Edward Harrison’s Ten Surprises for 2014, Update 1

It is about time I updated you on how the ten surprises for 2014 are faring. I actually have 14 but I only get credit on the first ten. The second ten are a bonus round. I am defining my surprises as events to which investors assign 1-in-3 odds of happening but which I believe have a more than 50 percent likelihood of occurring in 2014. If the list is mediocre, I should get 3 or 4 out of ten. If I guess right at 50% odds, I should get 5 of ten. Anything above 5 means I had a good year.

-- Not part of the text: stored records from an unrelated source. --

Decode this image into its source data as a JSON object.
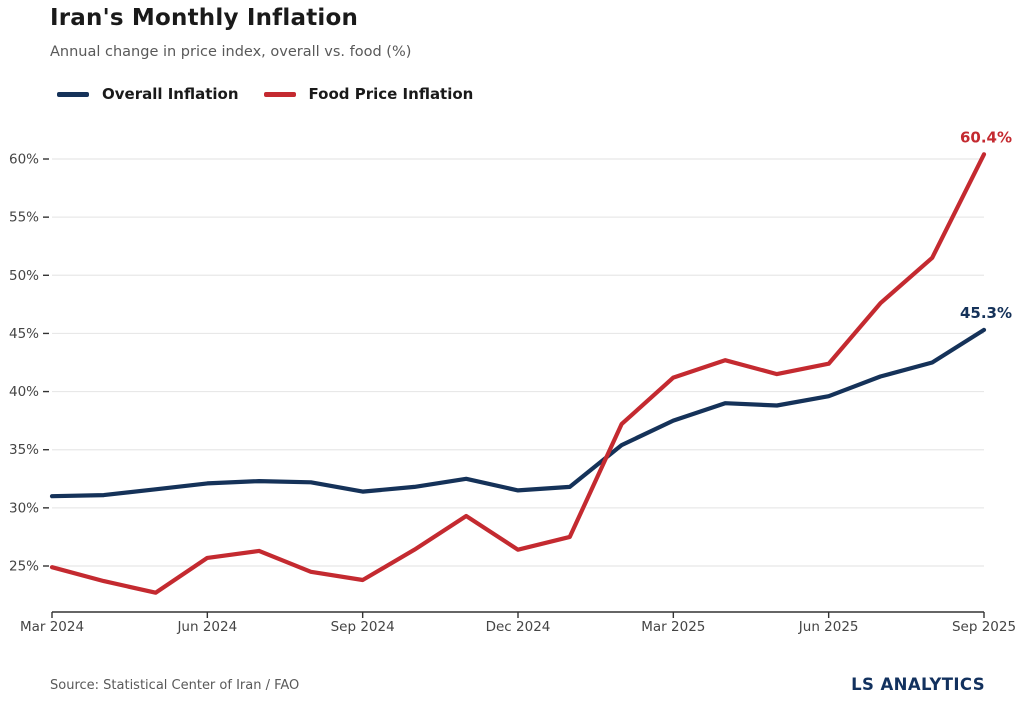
{
  "chart_data": {
    "type": "line",
    "title": "Iran's Monthly Inflation",
    "subtitle": "Annual change in price index, overall vs. food (%)",
    "x": [
      "Mar 2024",
      "Apr 2024",
      "May 2024",
      "Jun 2024",
      "Jul 2024",
      "Aug 2024",
      "Sep 2024",
      "Oct 2024",
      "Nov 2024",
      "Dec 2024",
      "Jan 2025",
      "Feb 2025",
      "Mar 2025",
      "Apr 2025",
      "May 2025",
      "Jun 2025",
      "Jul 2025",
      "Aug 2025",
      "Sep 2025"
    ],
    "xtick_labels": [
      "Mar 2024",
      "Jun 2024",
      "Sep 2024",
      "Dec 2024",
      "Mar 2025",
      "Jun 2025",
      "Sep 2025"
    ],
    "xtick_indices": [
      0,
      3,
      6,
      9,
      12,
      15,
      18
    ],
    "yticks": [
      25,
      30,
      35,
      40,
      45,
      50,
      55,
      60
    ],
    "ytick_suffix": "%",
    "ylim": [
      21,
      62
    ],
    "grid": "horizontal",
    "legend_position": "top-left",
    "series": [
      {
        "name": "Overall Inflation",
        "color": "#153259",
        "end_label": "45.3%",
        "values": [
          31.0,
          31.1,
          31.6,
          32.1,
          32.3,
          32.2,
          31.4,
          31.8,
          32.5,
          31.5,
          31.8,
          35.4,
          37.5,
          39.0,
          38.8,
          39.6,
          41.3,
          42.5,
          45.3
        ]
      },
      {
        "name": "Food Price Inflation",
        "color": "#c42a30",
        "end_label": "60.4%",
        "values": [
          24.9,
          23.7,
          22.7,
          25.7,
          26.3,
          24.5,
          23.8,
          26.4,
          29.3,
          26.4,
          27.5,
          37.2,
          41.2,
          42.7,
          41.5,
          42.4,
          47.6,
          51.5,
          60.4
        ]
      }
    ]
  },
  "footer": {
    "source": "Source: Statistical Center of Iran / FAO",
    "brand": "LS ANALYTICS",
    "brand_color": "#12315e"
  }
}
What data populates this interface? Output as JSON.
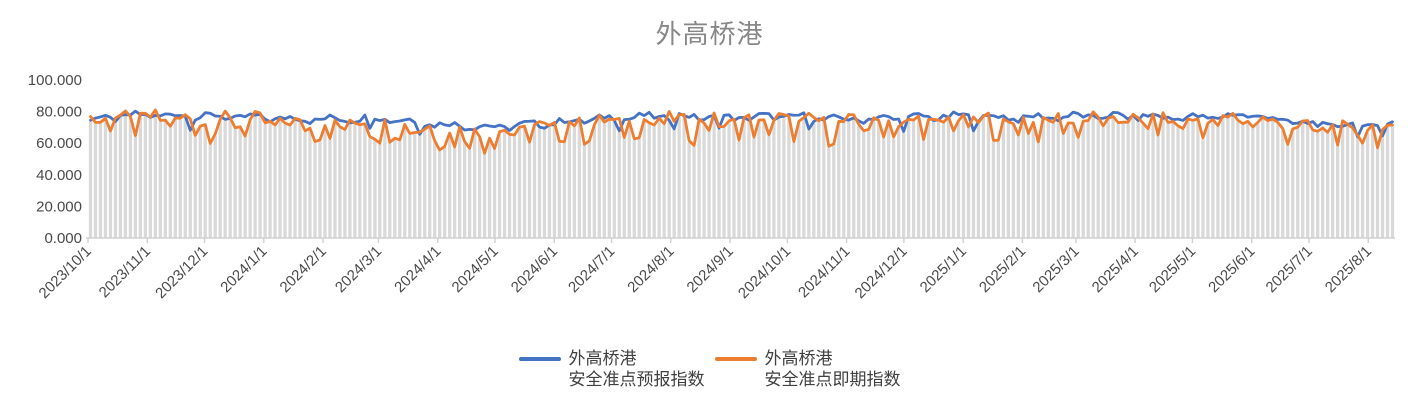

  1. Brazil goes into a recession. Obviously it’s too early to know whether this pans out. But the data aren’t good, that’s for sure. And note that the central bank is raising interest rates because inflation is still too high. Real interest rates in Brazil are very high right now with inflation at 6% and the policy rate at 11%. This bet seems just as likely now as ever. And note that the IMF is saying corporate debt is too high in EM. This certainly affects Brazil.
  2. Spanish GDP growth rebounds and outstrips German GDP growth. This is more of a bullish call on Spain than a bearish one on Germany. But the jury is still out on this one, even if Spanish 10-year yields are below US ones. The real economy is still not doing well. I think a basing effect will help as Spain is coming off a low base. But deflation will keep a lid on things due to debt deflation dynamics. Germany looks strong.
  3. Gold rebounds to beyond $1600 an ounce. Gold was rallying as a safe haven due to emerging market turmoil. But it has gone back down to $1300. I don’t think gold goes higher unless we have an emerging markets crisis, especially with real yields in developed markets increasing as disinflation sets in. So this is really a play on EM and a flight to safety.
  4. US GDP growth in Q2 and Q3 is below 2%. According to some recent numbers, US growth at the end of Q1 looked better than it did at the beginning. And that says the US economy may have momentum. I see 2% as a baseline. You go below 2% via an inventory purge or an exogenous shock. But if the end of Q1 trend holds, the US economy will do better than 2% in Q2 and Q3.
  5. 10-year US Treasury yields fall below 2.25%. Treasury yields are holding tight in the 2.65-2.80% range. It’s not going to 2.25% without both the scenario in surprise 4 and an EM scare occurring. So, again this is a play on the now dormant EM crisis. Could events in Ukraine spark another round of panic? Maybe.
  6. Abenomics ‘fails’ as Japanese GDP growth slips below 0.5%. It’s too early to call here. It is true that we are not getting any more easing. And given the consumption tax, that means the risk is high that Japanese GDP growth declines materially.
  7. The US stock market falls as profit margins begin to decline. It’s again too early to call. If GDP growth accelerates somewhat, profit margins could remain high and that would underpin stocks.
  8. US high yield spreads begin to rise. We are not seeing any signs of this. High yield is expensive. But what we are seeing is warning signs in leveraged credit that say froth is building and that individual bond selection will be important to not getting shellacked. It is entirely possible if the economy holds that this froth continues and builds even more.
  9. Greece 2-year bonds rise gets access to market for bonds out to 5 years. Bingo. This is about to come true as the word on the street is that Greece is going to market with a 5-year deal tomorrow.
  10. France underperforms as housing market cracks. France IS underperforming. And they are missing deficit targets. But the economy seems to have moved out of recession. Let’s see where this heads.

The 4 bonus picks were:

  1. Canada’s housing boom stalls
  2. China’s growth slows in at least two quarters to a 6% annualized rate
  3. Australia’s housing market declines
  4. Argentina defaults and takes pole position from Venezuela on inflation

I would say only bet number two is on track yet. Goldman is saying Q1 is going to 5% annualized growth. For the others, it is too early to call though.

As the year goes on, I will keep you updated on where these calls are headed and what it means about the macro picture.